As of Wednesday, November 27, 2013
ISLAMABAD (AP) — A political party opposed to U.S. drone attacks in Pakistan revealed what it said was the name of the top CIA spy in the country on Wednesday and called for him and the head of the agency to be tried for a recent missile strike.
CIA spokesman Dean Boyd would not confirm the Islamabad station chief’s name and declined to immediately comment. The Associated Press is not publishing the name given by the Pakistan Tehreek-e-Insaf party because it could not verify its authenticity.
Shireen Mazari, the party’s information secretary, called for the station chief and CIA director John Brennan to be tried for murder and waging war against Pakistan in connection with a recent drone strike in northwest Khyber Pakhtunkhwa province. She claimed the station chief did not enjoy diplomatic immunity.
Pakistani police and intelligence officials have said the attack on an Islamic seminary in Khyber Pakhtunkhwa’s Hangu district on Nov. 21 killed five people, including three senior Afghan militants. It was one of the only strikes ever to take place outside of Pakistan’s remote tribal region.
The Pakistan Tehreek-e-Insaf party is led by cricket star Imran Khan, who has been an especially vocal critic of drone strikes. He and other Pakistani officials publicly criticize the strikes as a violation of the country’s sovereignty, although the government secretly supported some past attacks.
Khan’s party pledged on Saturday to block trucks carrying NATO troop supplies to and from Afghanistan until the U.S. stopped drone attacks. Protesters stopped trucks and roughed up drivers before the police intervened to stop them. The NATO supply trucks remain stuck though because transportation officials are still worried about what protesters will do.
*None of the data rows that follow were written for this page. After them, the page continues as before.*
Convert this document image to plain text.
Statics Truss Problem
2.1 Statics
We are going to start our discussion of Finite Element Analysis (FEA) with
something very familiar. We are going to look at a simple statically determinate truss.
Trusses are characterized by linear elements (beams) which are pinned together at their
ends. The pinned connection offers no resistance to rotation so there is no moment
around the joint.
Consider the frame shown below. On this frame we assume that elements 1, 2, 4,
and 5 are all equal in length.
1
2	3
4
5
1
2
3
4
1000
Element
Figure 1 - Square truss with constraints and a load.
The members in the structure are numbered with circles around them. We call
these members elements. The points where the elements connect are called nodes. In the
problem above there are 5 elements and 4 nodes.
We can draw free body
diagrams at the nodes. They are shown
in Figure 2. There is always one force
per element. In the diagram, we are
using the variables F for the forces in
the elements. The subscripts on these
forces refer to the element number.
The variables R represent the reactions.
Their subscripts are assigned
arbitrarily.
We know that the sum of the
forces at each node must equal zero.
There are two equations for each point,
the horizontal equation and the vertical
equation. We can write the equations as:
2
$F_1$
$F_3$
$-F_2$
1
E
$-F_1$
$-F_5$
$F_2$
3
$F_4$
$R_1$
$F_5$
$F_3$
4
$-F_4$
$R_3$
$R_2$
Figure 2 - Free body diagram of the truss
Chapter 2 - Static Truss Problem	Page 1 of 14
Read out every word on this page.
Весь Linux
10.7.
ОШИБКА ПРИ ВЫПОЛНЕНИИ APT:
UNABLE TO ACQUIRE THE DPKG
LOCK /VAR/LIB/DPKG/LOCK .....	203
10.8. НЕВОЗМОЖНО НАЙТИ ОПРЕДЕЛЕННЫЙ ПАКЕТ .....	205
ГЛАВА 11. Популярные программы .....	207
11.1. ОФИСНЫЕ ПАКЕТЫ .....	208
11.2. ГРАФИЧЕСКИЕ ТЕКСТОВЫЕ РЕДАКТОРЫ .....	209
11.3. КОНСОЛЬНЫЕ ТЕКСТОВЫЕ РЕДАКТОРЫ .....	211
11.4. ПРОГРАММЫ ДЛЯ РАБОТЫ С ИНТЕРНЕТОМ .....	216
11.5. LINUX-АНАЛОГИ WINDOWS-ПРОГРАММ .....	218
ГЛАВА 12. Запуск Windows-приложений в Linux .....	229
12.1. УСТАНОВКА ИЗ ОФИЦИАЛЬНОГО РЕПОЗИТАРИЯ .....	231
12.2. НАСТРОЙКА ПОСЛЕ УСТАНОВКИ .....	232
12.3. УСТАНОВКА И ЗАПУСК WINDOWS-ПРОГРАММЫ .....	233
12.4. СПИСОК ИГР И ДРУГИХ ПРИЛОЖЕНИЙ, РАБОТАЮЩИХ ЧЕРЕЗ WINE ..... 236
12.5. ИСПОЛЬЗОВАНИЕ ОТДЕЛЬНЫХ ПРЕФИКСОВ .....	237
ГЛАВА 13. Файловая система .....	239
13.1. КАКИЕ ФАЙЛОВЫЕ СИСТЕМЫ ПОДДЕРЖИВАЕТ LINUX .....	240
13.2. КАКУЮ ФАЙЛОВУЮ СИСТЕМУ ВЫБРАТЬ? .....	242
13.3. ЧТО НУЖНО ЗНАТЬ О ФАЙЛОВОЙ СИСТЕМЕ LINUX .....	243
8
The CIA pulled its top spy out of Pakistan in December 2010 after terrorists threatened to kill him. The threat came after a Pakistani lawsuit accused him of killing civilians in drone strikes. The lawsuit listed a name lawyers said was the station chief, but the AP learned at the time it was not correct.
Associated Press writer Lara Jakes in Washington contributed to this report.